# English Premier League

![Image](tile-premier-league-mar.jpg)

The Premier League is the highest level of the English football league system. Contested by 20 clubs, it operates on a system of promotion and relegation with the English Football League (EFL). Seasons typically run from August to May with each team playing 38 matches against all other teams both home and away. Most games are played on Saturday and Sunday afternoons, with occasional weekday evening fixtures.

We are going to attend to retrieve data of the latest EPL season using Webscraping and feed our data into a Machine Learning Model to predict the matches of each Team . The Packages which will be used to scrape data of the internet is called **Beautiful Soup** . Beautiful Soup is a Python library that is used for web scraping and parsing HTML or XML documents. It provides a convenient way to extract data from web pages by traversing the HTML or XML structure and locating specific elements or attributes.

### Web Scraping tools/packages to find our data  

In [None]:
import requests
from bs4 import BeautifulSoup
import pandas as pd

In [None]:
# get the link of the EPL stats which we will convert to a pandas DataFrame
standings_url = "https://fbref.com/en/comps/9/Premier-League-Stats"

In [None]:
epl_data = requests.get(standings_url)

## Parse HTML links using BeautifulSoup

In [None]:
soup = BeautifulSoup(epl_data.text)

In [None]:
league_standing = soup.select('table.stats_table')

In [None]:
team_links = league_standing.find_all('a')

In [None]:
team_links = [l.get("href") for l in team_links]

In [None]:
team_links = [l for l in team_links if '/squads/' in l]

In [None]:
team_url = [f"https://fbref.com{l}" for l in team_links]

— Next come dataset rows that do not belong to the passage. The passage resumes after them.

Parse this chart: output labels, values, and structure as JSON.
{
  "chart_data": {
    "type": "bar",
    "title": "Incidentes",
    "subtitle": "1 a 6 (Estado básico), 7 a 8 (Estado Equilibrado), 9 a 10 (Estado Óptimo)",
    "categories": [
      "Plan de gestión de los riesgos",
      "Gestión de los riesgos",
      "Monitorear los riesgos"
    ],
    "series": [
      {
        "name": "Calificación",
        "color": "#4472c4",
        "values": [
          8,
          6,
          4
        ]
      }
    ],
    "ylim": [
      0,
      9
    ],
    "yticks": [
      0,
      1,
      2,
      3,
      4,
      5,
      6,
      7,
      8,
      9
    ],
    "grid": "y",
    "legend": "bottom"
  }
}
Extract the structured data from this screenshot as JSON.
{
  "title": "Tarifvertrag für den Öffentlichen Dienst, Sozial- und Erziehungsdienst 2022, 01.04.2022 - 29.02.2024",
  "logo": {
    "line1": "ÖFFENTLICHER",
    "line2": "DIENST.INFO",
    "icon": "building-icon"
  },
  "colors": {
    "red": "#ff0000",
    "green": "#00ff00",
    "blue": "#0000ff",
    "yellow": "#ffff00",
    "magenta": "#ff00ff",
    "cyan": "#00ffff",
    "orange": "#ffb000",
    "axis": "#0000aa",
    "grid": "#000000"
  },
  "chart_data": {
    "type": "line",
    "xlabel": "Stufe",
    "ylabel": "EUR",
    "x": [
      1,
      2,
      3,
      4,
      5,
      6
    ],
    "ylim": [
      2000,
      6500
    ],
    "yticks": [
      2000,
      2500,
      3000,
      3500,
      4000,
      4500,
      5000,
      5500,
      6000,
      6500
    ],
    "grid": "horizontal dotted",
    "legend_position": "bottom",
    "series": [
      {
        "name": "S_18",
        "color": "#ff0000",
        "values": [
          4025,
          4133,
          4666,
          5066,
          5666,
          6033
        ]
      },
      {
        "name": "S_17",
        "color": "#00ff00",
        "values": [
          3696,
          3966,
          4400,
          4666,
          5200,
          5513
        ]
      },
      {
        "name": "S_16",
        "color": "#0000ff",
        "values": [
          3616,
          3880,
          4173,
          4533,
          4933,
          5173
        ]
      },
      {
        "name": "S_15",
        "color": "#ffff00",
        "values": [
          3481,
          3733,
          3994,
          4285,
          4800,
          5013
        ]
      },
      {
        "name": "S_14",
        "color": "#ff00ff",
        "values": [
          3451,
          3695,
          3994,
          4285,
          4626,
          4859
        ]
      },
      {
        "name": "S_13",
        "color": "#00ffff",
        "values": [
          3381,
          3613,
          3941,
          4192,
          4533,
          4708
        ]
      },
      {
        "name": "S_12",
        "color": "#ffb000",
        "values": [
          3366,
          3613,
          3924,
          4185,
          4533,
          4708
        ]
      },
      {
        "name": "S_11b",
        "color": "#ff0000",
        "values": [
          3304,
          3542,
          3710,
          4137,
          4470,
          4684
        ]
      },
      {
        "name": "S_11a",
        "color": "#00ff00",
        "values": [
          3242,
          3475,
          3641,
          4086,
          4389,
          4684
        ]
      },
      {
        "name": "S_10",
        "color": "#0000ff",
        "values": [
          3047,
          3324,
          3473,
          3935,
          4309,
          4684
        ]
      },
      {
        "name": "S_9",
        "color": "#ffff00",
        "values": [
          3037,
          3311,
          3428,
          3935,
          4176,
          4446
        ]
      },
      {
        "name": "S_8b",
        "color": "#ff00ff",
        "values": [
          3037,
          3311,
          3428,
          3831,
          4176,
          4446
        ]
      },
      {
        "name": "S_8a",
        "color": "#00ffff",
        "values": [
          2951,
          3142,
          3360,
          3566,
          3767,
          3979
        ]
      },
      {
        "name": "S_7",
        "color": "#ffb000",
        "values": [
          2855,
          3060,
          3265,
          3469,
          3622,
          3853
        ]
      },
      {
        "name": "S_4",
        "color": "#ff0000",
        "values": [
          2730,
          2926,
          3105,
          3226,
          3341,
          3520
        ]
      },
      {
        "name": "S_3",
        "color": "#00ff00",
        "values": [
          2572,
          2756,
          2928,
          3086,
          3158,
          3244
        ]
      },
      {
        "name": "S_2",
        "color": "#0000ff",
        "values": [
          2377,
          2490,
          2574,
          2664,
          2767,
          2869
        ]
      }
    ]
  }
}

## Extract Each Match Stats Using Pandas and Requests

In [None]:
#let's extract the team url for the first team on the table
team_url = team_url[0]

In [None]:
#We can see that the first team on the table Man City 
team_url

In [None]:
epl_data = requests.get(team_url)

In [None]:
#Let's get all of Man City's 2022/2023 MP results
matches_played = pd.read_html(epl_data.text , match="Scores & Fixtures")

In [None]:
matches_played[0].head()

## Get Match Shooting stats using Beautiful Soup

In [None]:
soup = BeautifulSoup(epl_data.text)

In [None]:
#get links for the shooting stats
links = soup.find_all('a')

In [None]:
links = [l.get("href") for l in links]

In [None]:
links = [l for l in links if l and 'all_comps/shooting/' in l]

In [None]:
epl_data = requests.get(f"https://fbref.com{links[0]}")

In [None]:
shooting = pd.read_html(epl_data.text ,match="Shooting")[0]

In [None]:
shooting.head()

## Clean and Merge scapped data

In [None]:
shooting.columns = shooting.columns.droplevel()

In [None]:
shooting

In [None]:
# Let's compine the Matches played and shooting tables to get a more detailded match table
match_table = pd.concat([matches_played[0], shooting], axis=1, join='inner')

In [None]:
match_table.info()

### Scraping Data for Multiple Seasons from 2013 to 2023

In [None]:
years = list(range(2022, 2020, -1))

In [None]:
years

In [None]:
all_matches = []

In [None]:
standings_url = "https://fbref.com/en/comps/9/Premier-League-Stats"

In [None]:
for year in years:
    epl_data = requests.get(standings_url)
    soup = BeautifulSoup(epl_data.text)
    league_standing = soup.select('table.stats_table')[0]
    team_links = [l.get("href") for l in league_standing.find_all(' a')]
    team_links = [l for l in links if '/squads/' in l]
    team_url = [f"https://fbref.com{l}" for l in team_links]
    previous_season = soup.select("a.prev")[0].get("href")
    standings_url = f"https://fbref.com{previous_season}"
    
    for t_url in team_url:
        team_name = t_url.split("/")[-1].replace("-Stats","").replace("-"," ")
        epl_data = requests.get(t_url)
        matches_played = pd.read_html(epl_data.text, match="Scores & Fixtures")[0]
        soup = BeautifulSoup(epl_data.text)
        team_links = [l.get("href") for l in soup.find_all("a")]
        team_links = [l for l in links if l and 'all_comps/shooting' in l]
        epl_data = requests.get(f"https://fbref.com{team_links[0]}")
        shooting = pd.read_html(epl_data ,match="Shooting")[0]
        shooting.columns = shooting.columns.droplevel()
        
        try:
            match_table = pd.concat([matches_played[0], shooting], axis=1, join='inner')
        except ValueError:
            continue
        match_table = match_table[match_table["Comp"] == "Premier League"]
        match_table["Season"] = year
        match_table["Team"] = team_name
        all_matches.append(match_table)


In [None]:
match_df = pd.concat(all_matches)
matches_df.columns = [c.lower() for c in match_df.columns]

In [None]:
match_df.to_csv("matches.csv")